Differing from other IFCs
The Isle of Man has competition with other international finance centres including Jersey and Guernsey (they are all Crown Dependencies) to become the offshore hub for the UK. However, it seems that Jersey has pulled out in front of the other IFCs, and the Isle of Man need to find a way to bridge the gap.

In December 2017, Jersey Finance reported that the net asset value of regulated funds under administration increased by £26 billion ($35 billion) to £291.1 billion during Q4 2017. Also, it logged that the total value of banking deposits held in Jersey increased by £6.5 billion to £118 billion. In 2012, EY reported that the Isle of Man’s financial sector was worth £1.1 billion.

Pickering spoke about the relationship the island has with other offshore finance centres, and how it tries to compete.

“Although we are rivals with Jersey and Guernsey, we are friendly rivals,” Pickering said. “We do collaborate in a number of areas with the UK government. We do come up with initiatives to try and make sure we are not stagnant. The alternative banking regime will be one of those where we have come out with two new banking licenses.

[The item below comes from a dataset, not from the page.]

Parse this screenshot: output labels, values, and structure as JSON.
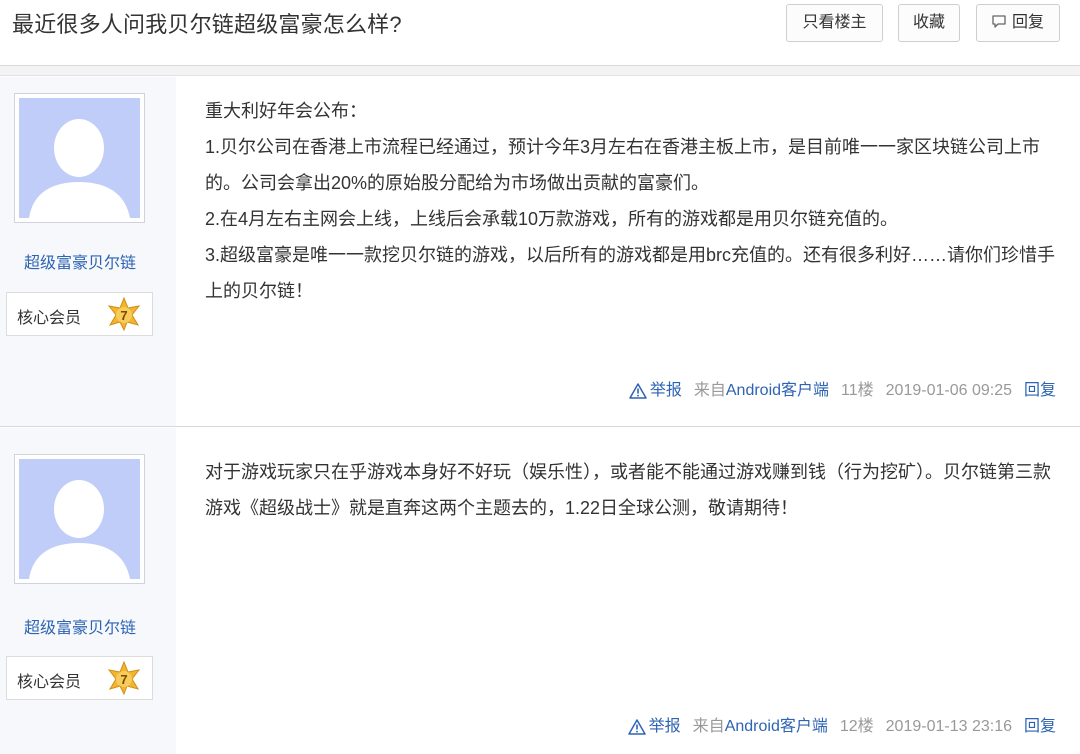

We should be about to name a big bank [coming] to the area soon – so this a big differentiator. We are the first international finance centre to regulate crowdfunding. We have the enterprise development scheme, which is the £50 million managed by Spark, that has delivered on around 12 investments. Another [initiative] we are looking at now is an independent paper on blockchain technology, digital currencies and ICOs to see if there are any opportunities with those sectors and financial sectors.”

The government official also discussed the island’s fund industry and what it was offering high net worth and ultra-high net worth individuals.

“We have one clear USP on the funds side, which we plan to promote much more this year. It is the Exempt Fund, which is not fully regulated. It was designed to be a family and friends fund with a maximum of 50 investors. It was meant for high net worth and ultra-high net worth individuals to give some family money to university graduates so as to keep them going in education. It is an interesting fund, and one we feel needs more promotion. It has a very low start cost and there are enough professional support people that can help set it up and help out.”

Pickering added: “The other thing that we need to get over on the funds side is that even if Cayman Islands or BVI are your domicile of choice, you can still get the fund administered in the Isle of Man, at a low cost in GMT. Sadly BVI suffered some bad storms recently, but you are in a safe jurisdiction to get your funds administered here. This is something we have to push in the next year."